Brave little dude.
You've reminded me to get my brother a stuffed infectious disease.
I keep putting a stuffed pertussis on my list but I can't this year because my littlest nephew came down with it at Thanksgiving and I think it'd be in bad taste. Plus my parents NEVER get it for me.
(And, yeah, let's not talk about how he got whooping cough and how it's well-known there's a huge, deadly outbreak in California and I am a huge OMG, get your damn vax proponent for the last several years since I discovered it existed still. Because I haven't vented my rage about it anywhere and I'd hate for one of you to get ambushed. Normally, I'd happily say we should discuss. Not so much this time.)
My first visit to the ER was either the first split open chin or the newspaper eating thing. Either way, 4 or younger. Or maybe the stitches on my knee. I totally don't remember those.

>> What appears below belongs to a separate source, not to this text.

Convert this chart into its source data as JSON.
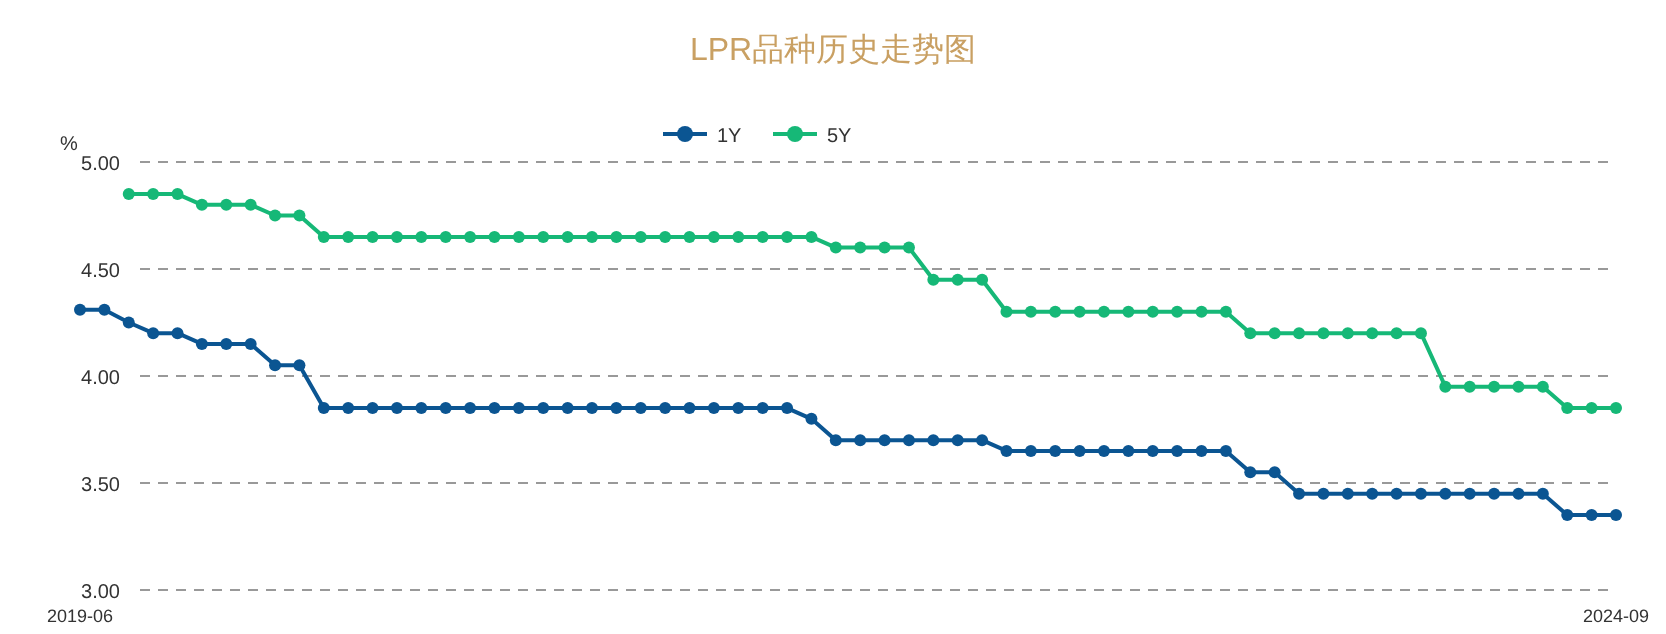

Ben was our ER kid. Swallowed a penny which got lodged at under three, cut his head wide open the next year. The stitches that required made my usually sunny, completely agreeable kid a screaming, hysterical wreck when it came to haircuts for a while. That was an interesting year for him, in hair.
My brother was an ER kid, too. Falls, concussions, broken bones. I came home twice from playing at a friend's house to find a neighbor waiting to tell me my parents had taken him to the ER.
He smashed his thumb in the hinge of the bathroom door
Yikes! I know of two different kids who suffered traumatic amputation of a digit in this manner.
(Both had their fingers sewn back on.)
My first ER visit was for drinking a bottle of something used to make glass grapes like these: [link]
In my memory, no one else in my immediate family has been to the ER. For themselves. I, apart from the pain management stuff, have been repeatedly. And then some more. I have flair.
My ER trips were all as an adult, a couple times for asthma, once for falling down a flight of tiled stairs, and once for a tooth infection gone horribly wrong. I hate the ER, although I guess I should be grateful for adrenaline shots and morphine.
We had enough kids and enough roughhousing that the Huntington Memorial Hospital ER staff knew my family by name at one point.
I find it retroactively charming that I felt I had "my" ER in London. Oh, like I knew what it was to have an ER.
I've had the same nurse three weeks in a row, and he's threatening to change his shift to avoid me. But he's sweet (if nosy), and never stops until he gets the line in and he doesn't give me a bolus, so I'm really glad of it.
This hospital is my hospital in so many ways, it's not even funny.
I`ve never been to the ER. Oh, no wait, I went for my mouse bite. Yeah, that`s on the other end from ita. I think I win for most inconsequential injury.